The focus on additional spending and optimism over vaccine rollouts has been positive for cyclical stocks tied more closely to the economic cycle.
“The brighter outlook for U.S. economic activity likely explains why value and ‘old economy’ stocks are spearheading this latest charge higher, while the stay-at-home tech heavyweights like Amazon, Facebook and Apple have fallen behind,” said Marios Hadjikyriacos, investment analyst at XM, in a note.
But some analysts cautioned that a renewed rise in long-term Treasury yields bears monitoring, though yields were mostly flat on Tuesday.
“Sure, equity investors like the idea of more fiscal stimulus as long as bond yields and the Fed do their part not to upset the balance. However, the rate at which the bond markets has been pushing yields higher in the past week should be seen as a warning that the bond vigilantes may have been in hibernation for a long time, but their day in the sun may be coming quicker than expected,” said Steven Ricchiuto, U.S. chief economist at Mizuho Securities U.S.A., in a note.
“For now, we expect markets to be well-mannered but there are clearly risks on the horizon that were not there a couple of weeks ago,” he said.
Upbeat expectations around the economic outlook weren’t universal.

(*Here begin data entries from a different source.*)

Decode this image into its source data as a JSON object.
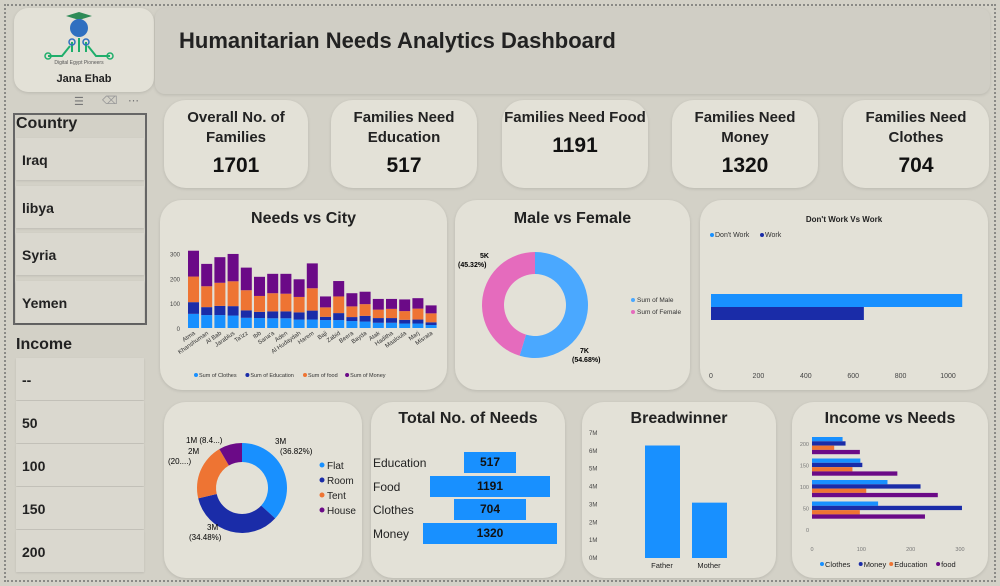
{
  "header": {
    "title": "Humanitarian Needs Analytics Dashboard",
    "logo_text": "Digital Egypt Pioneers",
    "user": "Jana Ehab"
  },
  "sidebar": {
    "country_title": "Country",
    "countries": [
      "Iraq",
      "libya",
      "Syria",
      "Yemen"
    ],
    "income_title": "Income",
    "incomes": [
      "--",
      "50",
      "100",
      "150",
      "200"
    ]
  },
  "kpis": [
    {
      "title": "Overall No. of Families",
      "value": "1701"
    },
    {
      "title": "Families Need Education",
      "value": "517"
    },
    {
      "title": "Families Need Food",
      "value": "1191"
    },
    {
      "title": "Families Need Money",
      "value": "1320"
    },
    {
      "title": "Families Need Clothes",
      "value": "704"
    }
  ],
  "colors": {
    "clothes": "#1890ff",
    "education": "#1a2ca8",
    "food": "#ee7433",
    "money": "#6b0a87",
    "male": "#4aa8ff",
    "female": "#e56bbd"
  },
  "chart_data": [
    {
      "id": "needs-city",
      "type": "bar",
      "stacked": true,
      "title": "Needs vs City",
      "categories": [
        "Atma",
        "Khanshuman",
        "Al Bab",
        "Jarablus",
        "Ta'izz",
        "Ibb",
        "Sana'a",
        "Aden",
        "Al Hudaydah",
        "Harem",
        "Baji",
        "Zabid",
        "Beera",
        "Bayda",
        "Atak",
        "Haditha",
        "Maaloula",
        "Marj",
        "Misrata"
      ],
      "series": [
        {
          "name": "Sum of Clothes",
          "values": [
            57,
            52,
            52,
            50,
            41,
            40,
            39,
            39,
            34,
            34,
            32,
            32,
            28,
            26,
            21,
            21,
            18,
            18,
            12
          ]
        },
        {
          "name": "Sum of Education",
          "values": [
            47,
            32,
            37,
            38,
            30,
            25,
            28,
            28,
            29,
            36,
            13,
            28,
            16,
            23,
            19,
            19,
            15,
            16,
            11
          ]
        },
        {
          "name": "Sum of food",
          "values": [
            103,
            84,
            93,
            100,
            81,
            64,
            73,
            71,
            62,
            90,
            38,
            67,
            43,
            47,
            34,
            37,
            35,
            44,
            36
          ]
        },
        {
          "name": "Sum of Money",
          "values": [
            104,
            90,
            103,
            110,
            91,
            77,
            78,
            80,
            71,
            100,
            44,
            62,
            53,
            50,
            43,
            40,
            47,
            42,
            32
          ]
        }
      ],
      "yticks": [
        0,
        100,
        200,
        300
      ],
      "ylim": [
        0,
        330
      ],
      "legend": "bottom"
    },
    {
      "id": "gender",
      "type": "pie",
      "donut": true,
      "title": "Male vs Female",
      "slices": [
        {
          "name": "Sum of Male",
          "label": "7K",
          "pct": "(54.68%)",
          "value": 54.68
        },
        {
          "name": "Sum of Female",
          "label": "5K",
          "pct": "(45.32%)",
          "value": 45.32
        }
      ],
      "legend": "right"
    },
    {
      "id": "work",
      "type": "bar",
      "orientation": "horizontal",
      "title": "Don't Work Vs Work",
      "series": [
        {
          "name": "Don't Work",
          "values": [
            1060
          ]
        },
        {
          "name": "Work",
          "values": [
            645
          ]
        }
      ],
      "xticks": [
        "0",
        "200",
        "400",
        "600",
        "800",
        "1000"
      ],
      "xlim": [
        0,
        1100
      ],
      "legend": "top-left"
    },
    {
      "id": "housing",
      "type": "pie",
      "donut": true,
      "slices": [
        {
          "name": "Flat",
          "label": "3M",
          "pct": "(36.82%)",
          "value": 36.82
        },
        {
          "name": "Room",
          "label": "3M",
          "pct": "(34.48%)",
          "value": 34.48
        },
        {
          "name": "Tent",
          "label": "2M",
          "pct": "(20....)",
          "value": 20.3
        },
        {
          "name": "House",
          "label": "1M",
          "pct": "(8.4...)",
          "value": 8.4
        }
      ],
      "legend": "right"
    },
    {
      "id": "total-needs",
      "type": "bar",
      "orientation": "horizontal",
      "title": "Total No. of Needs",
      "categories": [
        "Education",
        "Food",
        "Clothes",
        "Money"
      ],
      "values": [
        517,
        1191,
        704,
        1320
      ]
    },
    {
      "id": "breadwinner",
      "type": "bar",
      "title": "Breadwinner",
      "categories": [
        "Father",
        "Mother"
      ],
      "values": [
        6300000,
        3100000
      ],
      "yticks": [
        "0M",
        "1M",
        "2M",
        "3M",
        "4M",
        "5M",
        "6M",
        "7M"
      ],
      "ylim": [
        0,
        7000000
      ]
    },
    {
      "id": "income-needs",
      "type": "bar",
      "orientation": "horizontal",
      "title": "Income vs Needs",
      "categories": [
        "200",
        "150",
        "100",
        "50",
        "0"
      ],
      "series": [
        {
          "name": "Clothes",
          "values": [
            62,
            98,
            153,
            134,
            0
          ]
        },
        {
          "name": "Money",
          "values": [
            68,
            102,
            220,
            304,
            0
          ]
        },
        {
          "name": "Education",
          "values": [
            45,
            82,
            110,
            97,
            0
          ]
        },
        {
          "name": "food",
          "values": [
            97,
            173,
            255,
            229,
            0
          ]
        }
      ],
      "xticks": [
        "0",
        "100",
        "200",
        "300"
      ],
      "xlim": [
        0,
        320
      ],
      "legend": "bottom"
    }
  ]
}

The optimism index compiled by the U.S. National Federation of Independent Business fell 0.9 in January to 95.0, hitting the lowest level since the onset of the pandemic last spring
U.S. job openings rose to 6.65 million in December from 6.57 million a month earlier. Hiring, meanwhile, shrank by almost 400,000 in December to 5.5 million, according to the U.S. government’s job openings and labor turnover survey, otherwise known as the “Jolts” report.

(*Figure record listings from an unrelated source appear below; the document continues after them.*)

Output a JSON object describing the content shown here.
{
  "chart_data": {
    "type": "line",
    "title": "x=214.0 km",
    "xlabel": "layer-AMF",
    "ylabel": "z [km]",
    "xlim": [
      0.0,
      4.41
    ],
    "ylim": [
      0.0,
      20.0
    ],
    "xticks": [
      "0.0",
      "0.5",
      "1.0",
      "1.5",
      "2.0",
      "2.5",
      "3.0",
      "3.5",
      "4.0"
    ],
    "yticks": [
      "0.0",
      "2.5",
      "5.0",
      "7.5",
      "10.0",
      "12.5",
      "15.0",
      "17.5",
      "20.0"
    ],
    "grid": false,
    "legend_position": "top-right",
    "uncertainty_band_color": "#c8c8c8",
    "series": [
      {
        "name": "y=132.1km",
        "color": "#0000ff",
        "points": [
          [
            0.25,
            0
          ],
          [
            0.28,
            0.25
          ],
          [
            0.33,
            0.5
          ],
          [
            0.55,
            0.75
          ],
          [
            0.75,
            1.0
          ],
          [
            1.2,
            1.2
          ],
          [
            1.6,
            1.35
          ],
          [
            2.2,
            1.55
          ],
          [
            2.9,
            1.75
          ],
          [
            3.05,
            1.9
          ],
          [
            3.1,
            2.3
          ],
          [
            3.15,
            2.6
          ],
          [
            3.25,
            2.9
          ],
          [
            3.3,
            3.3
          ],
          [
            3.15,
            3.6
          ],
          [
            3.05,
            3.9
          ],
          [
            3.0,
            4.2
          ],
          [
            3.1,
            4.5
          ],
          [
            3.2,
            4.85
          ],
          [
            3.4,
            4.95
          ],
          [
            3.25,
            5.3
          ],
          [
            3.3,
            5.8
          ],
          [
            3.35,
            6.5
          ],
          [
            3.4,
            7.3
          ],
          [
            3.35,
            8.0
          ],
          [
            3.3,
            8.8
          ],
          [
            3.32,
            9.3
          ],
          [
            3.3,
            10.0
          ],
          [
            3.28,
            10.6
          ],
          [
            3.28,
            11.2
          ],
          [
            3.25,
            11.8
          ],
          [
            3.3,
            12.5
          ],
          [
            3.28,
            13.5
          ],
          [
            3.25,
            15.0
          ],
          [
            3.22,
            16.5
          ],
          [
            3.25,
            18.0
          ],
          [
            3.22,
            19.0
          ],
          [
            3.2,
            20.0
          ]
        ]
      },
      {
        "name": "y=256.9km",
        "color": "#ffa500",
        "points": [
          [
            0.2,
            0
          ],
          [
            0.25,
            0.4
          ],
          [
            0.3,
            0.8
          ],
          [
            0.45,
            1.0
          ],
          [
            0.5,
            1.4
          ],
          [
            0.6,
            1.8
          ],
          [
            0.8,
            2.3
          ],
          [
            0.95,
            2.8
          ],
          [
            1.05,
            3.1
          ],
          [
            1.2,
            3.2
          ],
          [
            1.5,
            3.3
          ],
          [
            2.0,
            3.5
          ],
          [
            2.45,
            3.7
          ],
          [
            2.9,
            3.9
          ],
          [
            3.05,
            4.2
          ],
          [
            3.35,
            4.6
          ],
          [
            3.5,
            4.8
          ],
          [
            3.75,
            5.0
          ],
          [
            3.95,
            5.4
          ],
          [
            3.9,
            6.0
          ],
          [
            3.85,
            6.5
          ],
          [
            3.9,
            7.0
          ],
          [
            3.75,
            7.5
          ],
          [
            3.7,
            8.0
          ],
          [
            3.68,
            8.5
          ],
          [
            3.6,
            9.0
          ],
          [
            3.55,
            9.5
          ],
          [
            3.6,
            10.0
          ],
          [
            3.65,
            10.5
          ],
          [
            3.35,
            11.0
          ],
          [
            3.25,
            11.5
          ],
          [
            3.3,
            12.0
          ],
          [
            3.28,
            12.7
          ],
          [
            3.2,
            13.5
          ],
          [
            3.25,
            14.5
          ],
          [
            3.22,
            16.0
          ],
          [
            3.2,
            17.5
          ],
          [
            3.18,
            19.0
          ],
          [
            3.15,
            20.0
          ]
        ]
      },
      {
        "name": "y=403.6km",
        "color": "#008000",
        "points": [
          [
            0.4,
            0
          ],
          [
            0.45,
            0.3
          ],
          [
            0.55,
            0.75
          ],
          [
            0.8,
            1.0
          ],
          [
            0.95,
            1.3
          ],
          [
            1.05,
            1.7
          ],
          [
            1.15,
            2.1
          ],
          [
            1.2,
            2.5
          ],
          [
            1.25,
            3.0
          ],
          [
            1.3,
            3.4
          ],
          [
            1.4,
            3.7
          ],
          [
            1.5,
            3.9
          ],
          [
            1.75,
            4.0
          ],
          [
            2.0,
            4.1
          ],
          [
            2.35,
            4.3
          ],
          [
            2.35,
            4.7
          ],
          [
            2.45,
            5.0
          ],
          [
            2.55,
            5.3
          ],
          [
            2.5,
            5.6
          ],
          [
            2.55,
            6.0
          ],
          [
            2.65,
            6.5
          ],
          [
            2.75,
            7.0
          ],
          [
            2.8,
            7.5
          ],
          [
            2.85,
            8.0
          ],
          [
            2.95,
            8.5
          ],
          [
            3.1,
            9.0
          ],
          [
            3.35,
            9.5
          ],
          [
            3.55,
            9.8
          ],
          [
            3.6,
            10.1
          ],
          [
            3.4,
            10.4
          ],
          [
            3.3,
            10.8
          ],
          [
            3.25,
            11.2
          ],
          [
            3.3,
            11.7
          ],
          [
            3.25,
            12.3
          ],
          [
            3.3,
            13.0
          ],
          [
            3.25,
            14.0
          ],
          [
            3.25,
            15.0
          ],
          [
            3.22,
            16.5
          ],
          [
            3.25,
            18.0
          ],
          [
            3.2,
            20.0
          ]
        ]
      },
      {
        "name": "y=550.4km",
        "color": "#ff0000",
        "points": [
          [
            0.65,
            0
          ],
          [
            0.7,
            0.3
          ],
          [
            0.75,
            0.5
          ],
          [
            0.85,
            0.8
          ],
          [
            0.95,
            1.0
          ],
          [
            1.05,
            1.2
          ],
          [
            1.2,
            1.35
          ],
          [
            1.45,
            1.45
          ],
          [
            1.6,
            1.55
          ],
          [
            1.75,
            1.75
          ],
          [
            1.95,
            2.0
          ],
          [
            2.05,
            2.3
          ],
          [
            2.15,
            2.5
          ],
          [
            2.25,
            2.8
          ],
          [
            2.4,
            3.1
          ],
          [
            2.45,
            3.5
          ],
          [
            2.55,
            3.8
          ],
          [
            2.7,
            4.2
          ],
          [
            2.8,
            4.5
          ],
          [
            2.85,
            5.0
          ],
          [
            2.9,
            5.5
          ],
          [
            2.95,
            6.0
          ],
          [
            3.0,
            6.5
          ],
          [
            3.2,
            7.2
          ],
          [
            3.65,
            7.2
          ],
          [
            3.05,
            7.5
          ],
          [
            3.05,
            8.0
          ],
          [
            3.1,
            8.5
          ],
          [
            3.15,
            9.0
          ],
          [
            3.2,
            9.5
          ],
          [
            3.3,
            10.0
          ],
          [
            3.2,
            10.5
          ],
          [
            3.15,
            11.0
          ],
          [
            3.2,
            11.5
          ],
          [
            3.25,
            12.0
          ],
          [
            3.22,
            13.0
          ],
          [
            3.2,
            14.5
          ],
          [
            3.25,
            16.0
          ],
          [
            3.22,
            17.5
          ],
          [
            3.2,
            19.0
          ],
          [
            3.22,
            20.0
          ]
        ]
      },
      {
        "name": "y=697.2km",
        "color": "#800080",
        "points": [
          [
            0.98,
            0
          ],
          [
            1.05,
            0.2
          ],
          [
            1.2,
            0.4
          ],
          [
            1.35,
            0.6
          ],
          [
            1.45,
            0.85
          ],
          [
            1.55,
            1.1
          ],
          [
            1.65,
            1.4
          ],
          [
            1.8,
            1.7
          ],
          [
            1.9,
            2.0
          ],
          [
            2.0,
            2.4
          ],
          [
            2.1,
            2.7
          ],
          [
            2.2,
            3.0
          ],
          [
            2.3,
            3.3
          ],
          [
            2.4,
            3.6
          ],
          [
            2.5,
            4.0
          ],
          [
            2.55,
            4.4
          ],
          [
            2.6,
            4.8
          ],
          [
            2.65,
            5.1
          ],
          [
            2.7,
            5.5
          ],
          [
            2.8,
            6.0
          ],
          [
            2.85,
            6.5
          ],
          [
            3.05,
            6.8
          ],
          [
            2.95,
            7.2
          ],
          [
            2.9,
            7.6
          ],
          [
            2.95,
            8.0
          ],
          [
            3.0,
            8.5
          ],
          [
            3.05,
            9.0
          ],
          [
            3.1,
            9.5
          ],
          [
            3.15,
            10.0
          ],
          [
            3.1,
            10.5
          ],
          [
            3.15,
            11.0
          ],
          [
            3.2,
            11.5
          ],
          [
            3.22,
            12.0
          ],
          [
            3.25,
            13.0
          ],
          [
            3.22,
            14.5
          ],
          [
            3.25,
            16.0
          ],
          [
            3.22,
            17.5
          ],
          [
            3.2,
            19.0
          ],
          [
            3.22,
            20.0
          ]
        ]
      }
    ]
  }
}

Which companies are in focus?
- Drugmaker Eli Lilly & Co. said chief financial officer Josh Smiley will resign after engaging in inappropriate personal communications with some employees. Lilly said that Anat Ashkenazi, a 20-year veteran of the company, would replace Smiley. Shares fell 2%.
- Shares of Electronics Arts Inc. rose 2.6% after the videogame maker announced it would acquire Glu Mobile for $12.50 per share.

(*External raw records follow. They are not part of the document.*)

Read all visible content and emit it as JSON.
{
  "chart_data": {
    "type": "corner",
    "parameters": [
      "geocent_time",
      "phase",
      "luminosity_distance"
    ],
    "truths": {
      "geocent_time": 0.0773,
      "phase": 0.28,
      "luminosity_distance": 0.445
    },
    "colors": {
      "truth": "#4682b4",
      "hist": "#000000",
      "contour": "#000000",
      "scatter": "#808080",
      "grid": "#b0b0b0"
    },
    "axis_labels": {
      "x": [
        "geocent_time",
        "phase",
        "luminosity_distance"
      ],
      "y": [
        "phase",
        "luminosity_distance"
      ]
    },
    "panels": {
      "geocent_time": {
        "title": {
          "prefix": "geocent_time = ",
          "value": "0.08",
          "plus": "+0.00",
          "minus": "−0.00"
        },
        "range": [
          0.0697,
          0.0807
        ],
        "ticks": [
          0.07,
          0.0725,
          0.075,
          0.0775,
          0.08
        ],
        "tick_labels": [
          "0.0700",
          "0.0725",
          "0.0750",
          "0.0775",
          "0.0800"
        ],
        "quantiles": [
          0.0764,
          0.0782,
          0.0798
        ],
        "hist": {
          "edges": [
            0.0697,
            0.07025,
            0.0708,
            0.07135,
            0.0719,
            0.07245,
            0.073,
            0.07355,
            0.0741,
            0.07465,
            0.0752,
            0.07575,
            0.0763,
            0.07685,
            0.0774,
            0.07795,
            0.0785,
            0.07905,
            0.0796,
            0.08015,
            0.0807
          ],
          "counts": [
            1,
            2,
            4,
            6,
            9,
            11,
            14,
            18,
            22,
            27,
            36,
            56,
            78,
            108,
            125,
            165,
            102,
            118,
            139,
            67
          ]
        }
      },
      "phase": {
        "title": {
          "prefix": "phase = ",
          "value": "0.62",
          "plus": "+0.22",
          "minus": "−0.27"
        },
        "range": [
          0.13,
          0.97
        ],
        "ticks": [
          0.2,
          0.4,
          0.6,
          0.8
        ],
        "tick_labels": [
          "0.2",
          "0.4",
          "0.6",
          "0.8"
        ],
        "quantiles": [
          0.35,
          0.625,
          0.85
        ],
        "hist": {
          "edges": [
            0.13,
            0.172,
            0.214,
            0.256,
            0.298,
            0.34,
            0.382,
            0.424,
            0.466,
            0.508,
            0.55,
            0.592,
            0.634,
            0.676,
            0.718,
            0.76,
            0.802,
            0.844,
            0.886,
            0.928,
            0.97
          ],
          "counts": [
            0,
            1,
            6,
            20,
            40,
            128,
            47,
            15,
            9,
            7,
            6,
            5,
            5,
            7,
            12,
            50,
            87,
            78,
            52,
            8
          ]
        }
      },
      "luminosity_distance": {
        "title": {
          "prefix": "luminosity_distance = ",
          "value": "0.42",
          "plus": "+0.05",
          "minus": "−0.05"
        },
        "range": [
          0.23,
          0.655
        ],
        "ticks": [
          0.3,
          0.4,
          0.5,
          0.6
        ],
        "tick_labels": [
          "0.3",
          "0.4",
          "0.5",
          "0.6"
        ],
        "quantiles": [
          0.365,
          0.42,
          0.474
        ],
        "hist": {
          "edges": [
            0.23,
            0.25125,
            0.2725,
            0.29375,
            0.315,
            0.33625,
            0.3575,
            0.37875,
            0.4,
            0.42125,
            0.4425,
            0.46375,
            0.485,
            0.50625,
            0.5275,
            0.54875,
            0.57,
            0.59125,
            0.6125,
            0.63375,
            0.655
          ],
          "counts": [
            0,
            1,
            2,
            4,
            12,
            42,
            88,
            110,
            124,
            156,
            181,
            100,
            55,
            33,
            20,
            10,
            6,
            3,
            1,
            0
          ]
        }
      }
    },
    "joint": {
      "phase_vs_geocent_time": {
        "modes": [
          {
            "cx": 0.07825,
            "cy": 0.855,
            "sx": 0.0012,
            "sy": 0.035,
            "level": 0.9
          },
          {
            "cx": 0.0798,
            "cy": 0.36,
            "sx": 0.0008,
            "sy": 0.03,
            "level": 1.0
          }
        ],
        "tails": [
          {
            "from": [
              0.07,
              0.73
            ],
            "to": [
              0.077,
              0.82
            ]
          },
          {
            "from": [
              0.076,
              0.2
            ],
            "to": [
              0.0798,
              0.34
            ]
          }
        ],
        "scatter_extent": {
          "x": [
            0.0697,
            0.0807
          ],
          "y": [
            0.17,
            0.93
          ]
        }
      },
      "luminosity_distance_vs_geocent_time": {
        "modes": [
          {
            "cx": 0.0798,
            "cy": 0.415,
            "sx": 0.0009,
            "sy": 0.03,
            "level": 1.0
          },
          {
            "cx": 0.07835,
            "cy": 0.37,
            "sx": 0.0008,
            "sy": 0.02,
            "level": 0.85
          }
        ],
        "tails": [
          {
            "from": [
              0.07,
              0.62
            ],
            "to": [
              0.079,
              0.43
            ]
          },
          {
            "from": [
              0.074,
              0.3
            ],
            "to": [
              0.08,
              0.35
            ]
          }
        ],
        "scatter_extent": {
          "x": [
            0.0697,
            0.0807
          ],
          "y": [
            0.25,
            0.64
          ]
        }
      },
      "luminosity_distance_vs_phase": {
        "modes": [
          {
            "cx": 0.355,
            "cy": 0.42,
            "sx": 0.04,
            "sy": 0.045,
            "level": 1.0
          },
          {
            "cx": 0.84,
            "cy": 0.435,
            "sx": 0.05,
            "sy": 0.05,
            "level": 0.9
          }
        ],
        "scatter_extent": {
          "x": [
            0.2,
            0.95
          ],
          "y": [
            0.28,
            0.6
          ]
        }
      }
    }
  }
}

- Shares of videogame publisher Take-Two Interactive Software Inc. slid 6.1% after reporting a better-than-expected outlook and results late Monday as sales saw a holiday boost during the COVID-19 pandemic.
- Shares of DuPont de Nemours Inc. fell 3% despite the materials and chemicals company reporting fourth-quarter profit and sales that beat Wall Street expectations.
- Shares of Goodyear Tire & Rubber Co. were up 6% after reporting profit and revenue that beat expectations.
- Coty Inc. shares dropped 15.1% after the beauty products company reported fiscal second-quarter adjusted profit that declined less than expected, while sales fell a bit shy of forecasts.
What did other markets do?
- The yield on the 10-year Treasury note fell 0.3 basis points to 1.156%. Yields and bond prices move in opposite directions.
- The ICE U.S. Dollar Index a measure of the currency against a basket of six major rivals, fell 0.5%.
- Oil futures saw choppy trade, with the U.S. benchmark climbing 39 cents, or 0.7%, to settle at $58.36 per barrel. Gold futures scored a three-day winning streak, gaining $3.30, or 0.2%, to settle at $1,837.50 an ounce.
- The pan-European Stoxx 600 Europe index fell 0.1%, while London’s FTSE 100 rose 0.1%.
- In Asia, the Shanghai Composite rose 2%, while Hong Kong’s Hang Seng Index rose 0.5%, and Japan’s Nikkei 225 rose 0.4%.